Der Rat runzelte die Stirn. Der Schreiber notierte eifrig. Die erste Reihe Fragen folgte — ob sie je bei Nacht getanzt habe, ob Tiere ihr folgten, ob sie von Sabbaten wisse. Sie verneinte. Nur bei der Frage, ob sie Kräuter mit „teuflischen Zwecken“ besitze, hob sie kurz den Blick. „Ich besitze Kräuter, ja. Für jene, die Schmerzen haben. Fluch oder Segen, das ist, was man daraus macht.“

Man nannte ihre Antwort vermessen. Der Vorsitzende sah mich an. „Bereitet die Daumenschrauben,“ sagte er.

Ich holte den kleinen Holzblock mit den eisernen Schrauben. Sie streckte ihre Hände aus, ohne dass ich es verlangte. Ich legte ihre Daumen zwischen das Holz, begann langsam zu drehen.
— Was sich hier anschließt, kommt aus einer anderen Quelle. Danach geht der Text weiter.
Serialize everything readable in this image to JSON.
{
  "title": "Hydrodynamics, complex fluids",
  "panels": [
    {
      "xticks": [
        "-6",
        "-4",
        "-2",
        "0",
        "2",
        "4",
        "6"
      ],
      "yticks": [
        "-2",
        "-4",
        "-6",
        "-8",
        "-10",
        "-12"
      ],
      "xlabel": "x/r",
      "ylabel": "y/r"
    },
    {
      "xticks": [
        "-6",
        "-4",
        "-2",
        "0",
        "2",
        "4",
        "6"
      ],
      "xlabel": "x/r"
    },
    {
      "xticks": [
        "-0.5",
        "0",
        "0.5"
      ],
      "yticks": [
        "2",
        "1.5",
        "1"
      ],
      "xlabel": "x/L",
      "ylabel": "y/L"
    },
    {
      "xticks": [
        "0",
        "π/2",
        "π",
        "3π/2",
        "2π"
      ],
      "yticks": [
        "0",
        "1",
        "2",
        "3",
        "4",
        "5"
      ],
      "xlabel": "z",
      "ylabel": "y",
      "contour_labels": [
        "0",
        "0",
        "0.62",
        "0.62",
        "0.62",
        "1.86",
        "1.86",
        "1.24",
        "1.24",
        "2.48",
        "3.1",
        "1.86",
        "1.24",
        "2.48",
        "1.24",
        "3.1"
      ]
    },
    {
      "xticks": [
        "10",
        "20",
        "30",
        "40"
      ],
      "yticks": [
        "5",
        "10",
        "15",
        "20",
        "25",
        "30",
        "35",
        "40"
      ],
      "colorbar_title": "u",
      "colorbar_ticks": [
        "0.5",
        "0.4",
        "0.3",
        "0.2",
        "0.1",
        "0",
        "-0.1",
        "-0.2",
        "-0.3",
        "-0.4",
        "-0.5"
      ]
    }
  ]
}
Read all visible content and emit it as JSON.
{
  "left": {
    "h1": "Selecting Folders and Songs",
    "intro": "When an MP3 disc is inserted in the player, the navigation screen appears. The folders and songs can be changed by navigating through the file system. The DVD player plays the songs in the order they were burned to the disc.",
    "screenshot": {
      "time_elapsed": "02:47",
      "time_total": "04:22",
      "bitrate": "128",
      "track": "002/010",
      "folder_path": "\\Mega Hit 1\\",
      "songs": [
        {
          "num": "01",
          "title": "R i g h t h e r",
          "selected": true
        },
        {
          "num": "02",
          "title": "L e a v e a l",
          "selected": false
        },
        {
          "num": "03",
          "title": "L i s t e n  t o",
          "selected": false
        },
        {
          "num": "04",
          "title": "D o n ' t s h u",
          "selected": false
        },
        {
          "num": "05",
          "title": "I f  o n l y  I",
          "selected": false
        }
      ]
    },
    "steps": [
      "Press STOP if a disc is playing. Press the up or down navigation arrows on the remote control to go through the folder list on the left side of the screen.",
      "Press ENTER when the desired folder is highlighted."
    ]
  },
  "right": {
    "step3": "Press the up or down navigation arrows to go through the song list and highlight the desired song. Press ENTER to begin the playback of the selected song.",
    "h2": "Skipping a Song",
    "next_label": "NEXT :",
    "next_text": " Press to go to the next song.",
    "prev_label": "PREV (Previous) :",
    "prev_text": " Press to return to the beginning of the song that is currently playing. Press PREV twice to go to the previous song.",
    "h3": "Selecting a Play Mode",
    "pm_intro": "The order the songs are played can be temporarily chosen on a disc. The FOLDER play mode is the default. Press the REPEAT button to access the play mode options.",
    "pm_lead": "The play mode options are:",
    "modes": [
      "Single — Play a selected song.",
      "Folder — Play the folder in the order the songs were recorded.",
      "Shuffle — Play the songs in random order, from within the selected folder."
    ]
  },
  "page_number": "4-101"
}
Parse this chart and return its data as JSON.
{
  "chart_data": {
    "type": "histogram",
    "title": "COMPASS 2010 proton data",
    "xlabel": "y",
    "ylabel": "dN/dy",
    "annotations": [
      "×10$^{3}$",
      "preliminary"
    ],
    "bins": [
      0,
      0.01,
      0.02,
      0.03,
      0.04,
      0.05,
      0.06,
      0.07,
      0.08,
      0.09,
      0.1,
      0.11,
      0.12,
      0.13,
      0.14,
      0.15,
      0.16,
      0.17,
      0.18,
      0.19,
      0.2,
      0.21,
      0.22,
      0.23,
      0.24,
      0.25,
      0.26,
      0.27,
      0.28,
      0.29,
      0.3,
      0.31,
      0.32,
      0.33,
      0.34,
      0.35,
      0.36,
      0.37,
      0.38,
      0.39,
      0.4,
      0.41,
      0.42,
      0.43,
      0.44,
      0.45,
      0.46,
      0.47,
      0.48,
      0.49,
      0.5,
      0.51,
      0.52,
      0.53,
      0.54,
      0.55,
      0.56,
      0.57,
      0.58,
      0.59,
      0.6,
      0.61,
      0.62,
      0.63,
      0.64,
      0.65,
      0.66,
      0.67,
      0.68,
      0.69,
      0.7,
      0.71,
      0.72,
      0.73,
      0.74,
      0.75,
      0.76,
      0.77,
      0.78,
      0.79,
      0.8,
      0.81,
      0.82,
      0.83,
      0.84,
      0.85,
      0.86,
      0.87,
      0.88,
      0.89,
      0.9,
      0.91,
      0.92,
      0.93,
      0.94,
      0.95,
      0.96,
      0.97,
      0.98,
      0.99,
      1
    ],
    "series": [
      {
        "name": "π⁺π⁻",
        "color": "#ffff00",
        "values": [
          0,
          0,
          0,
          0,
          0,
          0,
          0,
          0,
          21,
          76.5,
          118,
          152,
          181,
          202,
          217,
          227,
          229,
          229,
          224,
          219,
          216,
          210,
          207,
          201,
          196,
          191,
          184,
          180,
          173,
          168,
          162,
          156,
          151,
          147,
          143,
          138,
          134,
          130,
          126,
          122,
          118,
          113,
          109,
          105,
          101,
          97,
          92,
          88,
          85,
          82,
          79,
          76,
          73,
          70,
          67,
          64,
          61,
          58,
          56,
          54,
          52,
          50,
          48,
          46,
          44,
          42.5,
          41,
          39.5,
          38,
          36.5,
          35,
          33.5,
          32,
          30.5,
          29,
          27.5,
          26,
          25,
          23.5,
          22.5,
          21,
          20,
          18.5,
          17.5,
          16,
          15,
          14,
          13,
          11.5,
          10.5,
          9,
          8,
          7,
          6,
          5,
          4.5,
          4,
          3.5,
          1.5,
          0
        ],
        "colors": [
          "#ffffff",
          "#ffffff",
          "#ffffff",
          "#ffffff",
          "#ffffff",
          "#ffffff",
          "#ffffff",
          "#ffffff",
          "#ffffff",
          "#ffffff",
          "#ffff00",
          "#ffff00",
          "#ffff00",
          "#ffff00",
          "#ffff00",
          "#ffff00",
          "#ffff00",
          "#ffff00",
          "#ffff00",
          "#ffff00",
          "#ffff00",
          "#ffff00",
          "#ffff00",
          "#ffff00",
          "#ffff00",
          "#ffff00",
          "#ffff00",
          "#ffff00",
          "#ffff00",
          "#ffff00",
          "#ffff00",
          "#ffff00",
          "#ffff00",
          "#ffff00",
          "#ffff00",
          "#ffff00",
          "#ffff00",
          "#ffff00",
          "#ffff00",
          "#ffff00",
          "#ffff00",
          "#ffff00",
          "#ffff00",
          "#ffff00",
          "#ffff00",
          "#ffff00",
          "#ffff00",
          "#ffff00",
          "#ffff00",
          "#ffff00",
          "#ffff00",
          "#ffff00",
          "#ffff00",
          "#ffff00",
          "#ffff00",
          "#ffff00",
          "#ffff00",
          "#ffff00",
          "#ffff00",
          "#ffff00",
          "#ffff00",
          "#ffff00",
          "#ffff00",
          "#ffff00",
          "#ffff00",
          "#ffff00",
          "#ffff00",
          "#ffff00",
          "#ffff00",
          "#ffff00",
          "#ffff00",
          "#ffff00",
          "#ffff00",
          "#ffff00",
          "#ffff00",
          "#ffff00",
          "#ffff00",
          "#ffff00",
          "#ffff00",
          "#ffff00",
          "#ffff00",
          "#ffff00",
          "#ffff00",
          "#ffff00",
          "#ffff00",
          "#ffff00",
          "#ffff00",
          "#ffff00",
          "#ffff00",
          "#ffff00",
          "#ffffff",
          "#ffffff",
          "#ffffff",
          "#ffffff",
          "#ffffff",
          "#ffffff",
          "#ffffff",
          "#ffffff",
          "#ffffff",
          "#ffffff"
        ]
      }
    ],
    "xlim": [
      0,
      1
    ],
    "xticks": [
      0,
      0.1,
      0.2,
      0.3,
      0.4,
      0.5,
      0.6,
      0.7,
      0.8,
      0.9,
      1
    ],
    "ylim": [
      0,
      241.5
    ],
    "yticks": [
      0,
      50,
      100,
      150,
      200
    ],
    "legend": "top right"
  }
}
Ihr Gesicht blieb unbewegt. Beim zweiten Dreh stöhnte sie. Beim dritten fiel sie nach hinten, an die Wand, flüsternd.

Ich beugte mich vor, um zu verstehen, was sie sagte. Es war Latein. Ein Gebet vielleicht. „Domine, libera me.“
Einer der Räte knurrte: „Zu wem betet sie?“ Niemand wusste es genau.

An diesem Tag wurde kein Geständnis abgelegt.

Zwei Tage später, am 14. Februar, kam der Befehl zur Fortsetzung. Der Rat war ungeduldig. Die Frau des verstorbenen Kindes, Martha, war im Saal — bleich, nervös, aber voller Hass. „Sie sah mich an, als wüsste sie, dass ich bluten würde,“ sagte sie. „Sie legte Kräuter unter meine Matratze!“

Magda wurde erneut hereingebracht. Ihre Finger waren blau von Quetschungen, die Nägel gesprungen. Als ich die Daumenschrauben sah, spürte ich einen kurzen Widerwillen. Doch ich schwieg.

Diesmal wurde die Streckbank vorbereitet. Ich zog das Brett vor, legte die Seile aus. Sie sah es an mit einer Art distanzierter Ruhe, als sei es nicht für sie bestimmt.
„Bindet sie,“ sagte der Vorsitzende.

Ich tat, was mir befohlen war. Hände und Knöchel fest, Kopf zur Seite. Ich begann langsam zu drehen. Einmal, zweimal. Ihr Rücken streckte sich. Ihre Zähne schlugen aufeinander.

Dann kam der Moment, da sie rief: „Nicht der Teufel — Gott! Gott ist mein Richter!“
Der Schreiber Kleine beugte sich zum Vorsitzenden. „Sie gesteht nichts. Aber ihr Körper verrät sie.“

Nach sechs Umdrehungen erhielt ich das Zeichen zu stoppen. Ihre Haut war gespannt, die Muskeln zitterten. Ich löste die Knoten. Sie fiel nicht, sondern kroch langsam aufrecht, sitzend an der Wand.

Am Abend fragte Anna, was ich an diesem Tag getan hätte. Ich log. Ich sagte, ich hätte ein Schwein ausgeweidet. Aber ich merkte, dass ich meine Hände öfter wusch als gewöhnlich.

Sie sah mich schweigend an, als ich mich an den Tisch setzte. Sie hatte Suppe gekocht. Möhre, Speck, etwas Lorbeer.
„Du isst nicht,“ sagte sie.
„Ich rieche Kräuter,“ antwortete ich.

Sie verstand es. Sie schwieg. Sie aß.

In der folgenden Woche, am 18. Februar, starb Magda in ihrer Zelle. Kein Scheiterhaufen. Kein Geständnis. Der Arzt sagte: „Innere Blutung.“ Der Kerkermeister sagte: „Sie betete bis zum Ende.“

Ich wusch ihren Körper mit Wein. Sie hatte keine Familie, die sie holte. Der Rat ordnete die Beerdigung außerhalb der Mauer an. Kein Kreuz. Kein Name.

Ich war dabei, als wir sie hinabließen, in eine Grube beim Gehölz nahe dem Zwinger. Nur der Nachtwächter und ich.
Leise betete ich: Domine, libera me.
Und dachte: Vielleicht betete sie doch zu Gott.